Martijn Faassen faassen at startifact.com
Thu Apr 19 14:50:23 EDT 2007

Hi there,

Philipp, myself and Kevin Smith have been having a discussion on the 
layer design that was partially on IRC, so I thought I'd write down the 
current state of the design, as I see it, here, so we have a record of 
what's going on. Note that this is biased by my own ideas naturally, so 
if you disagree with anything here, let's have a further discussion:

* layers are subclassed from an interface (like in Zope 3). We are 
currently still debating whether we call it grok.ILayer and call our own 
layers IFoo, or whether we say grok.Layer and call our own layers Foo. 
I'm in favor of using 'I', but we'll see what happens in the end.

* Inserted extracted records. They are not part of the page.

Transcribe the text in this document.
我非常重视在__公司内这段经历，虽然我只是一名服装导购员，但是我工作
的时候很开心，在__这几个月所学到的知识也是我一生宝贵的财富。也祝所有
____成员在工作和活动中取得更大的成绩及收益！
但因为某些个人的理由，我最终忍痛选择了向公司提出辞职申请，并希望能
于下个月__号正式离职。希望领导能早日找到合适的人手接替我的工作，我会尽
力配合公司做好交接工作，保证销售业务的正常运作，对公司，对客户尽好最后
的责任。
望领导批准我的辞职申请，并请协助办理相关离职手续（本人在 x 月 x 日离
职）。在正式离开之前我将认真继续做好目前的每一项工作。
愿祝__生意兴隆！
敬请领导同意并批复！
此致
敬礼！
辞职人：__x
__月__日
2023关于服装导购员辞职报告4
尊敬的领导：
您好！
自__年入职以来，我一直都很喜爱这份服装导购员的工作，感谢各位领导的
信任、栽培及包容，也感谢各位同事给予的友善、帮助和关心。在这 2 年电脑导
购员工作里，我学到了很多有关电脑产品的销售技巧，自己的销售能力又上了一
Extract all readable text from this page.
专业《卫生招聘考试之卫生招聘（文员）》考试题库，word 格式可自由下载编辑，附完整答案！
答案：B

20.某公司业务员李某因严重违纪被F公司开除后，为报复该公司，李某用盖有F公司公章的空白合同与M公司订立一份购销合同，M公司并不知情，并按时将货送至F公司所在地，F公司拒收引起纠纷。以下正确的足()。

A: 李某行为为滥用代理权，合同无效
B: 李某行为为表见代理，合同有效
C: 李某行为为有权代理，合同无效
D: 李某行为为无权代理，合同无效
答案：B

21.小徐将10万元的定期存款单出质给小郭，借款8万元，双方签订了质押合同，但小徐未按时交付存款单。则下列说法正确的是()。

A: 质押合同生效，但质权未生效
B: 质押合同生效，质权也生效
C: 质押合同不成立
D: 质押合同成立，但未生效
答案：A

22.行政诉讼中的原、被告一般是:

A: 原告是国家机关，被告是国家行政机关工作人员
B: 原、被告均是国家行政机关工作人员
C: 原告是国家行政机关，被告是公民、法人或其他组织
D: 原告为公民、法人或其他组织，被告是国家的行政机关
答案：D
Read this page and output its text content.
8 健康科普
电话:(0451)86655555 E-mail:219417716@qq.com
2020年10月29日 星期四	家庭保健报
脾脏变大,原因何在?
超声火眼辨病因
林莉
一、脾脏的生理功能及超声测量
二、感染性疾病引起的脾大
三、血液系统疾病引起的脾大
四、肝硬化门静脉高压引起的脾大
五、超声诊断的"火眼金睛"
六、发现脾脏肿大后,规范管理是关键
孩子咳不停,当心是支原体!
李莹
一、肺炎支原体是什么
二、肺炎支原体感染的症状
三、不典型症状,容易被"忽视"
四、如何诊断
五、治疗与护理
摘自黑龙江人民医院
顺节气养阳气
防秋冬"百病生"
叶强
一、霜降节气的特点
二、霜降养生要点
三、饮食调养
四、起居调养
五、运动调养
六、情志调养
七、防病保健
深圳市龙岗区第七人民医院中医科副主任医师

* grok.layer can be used on module or class level to indicate a view is 
in a layer.

* to register a layer as a skin/theme, you say:

class MySkin(grok.Skin):
     grok.name('myskin') # lowercased class name is actually the default
     grok.implements(ILayer) # use all views in that layer

this gets grokked and the skin becomes available. The advantage of this 
approach is that we can use the regular grok.name() to determine the 
name in the URL, just like views. We also have the potential in the 
future to use other directives, like, possibly, grok.title() for display 
names, and grok.menu() to say something is in a menu.

Another thing that becomes possible is an optional postprocess() method 
that gets called for all views in the skin, postprocessing the HTML 
before output.

We obviously haven't fleshed out any of that potential yet, that's 
another discussion. It's just nice to know it's there.

Note that the use of 'grok.implements' to indicate layers is potentially 
misleading. The benefits of using it:

* grok.implements is already there and we can use the existing 
zope.interface APIs.

* grok.implements is also not harmful, as layers can only be marker 
interfaces. So claiming a skin provides those layers seems relatively 
harmless and not exactly a lie. You can say you specify here what the 
request must implement for the layer to be active.

There are alternatives. We could reuse grok.layer to do this, for 
instance. We could also come up with a new directive. Thoughts?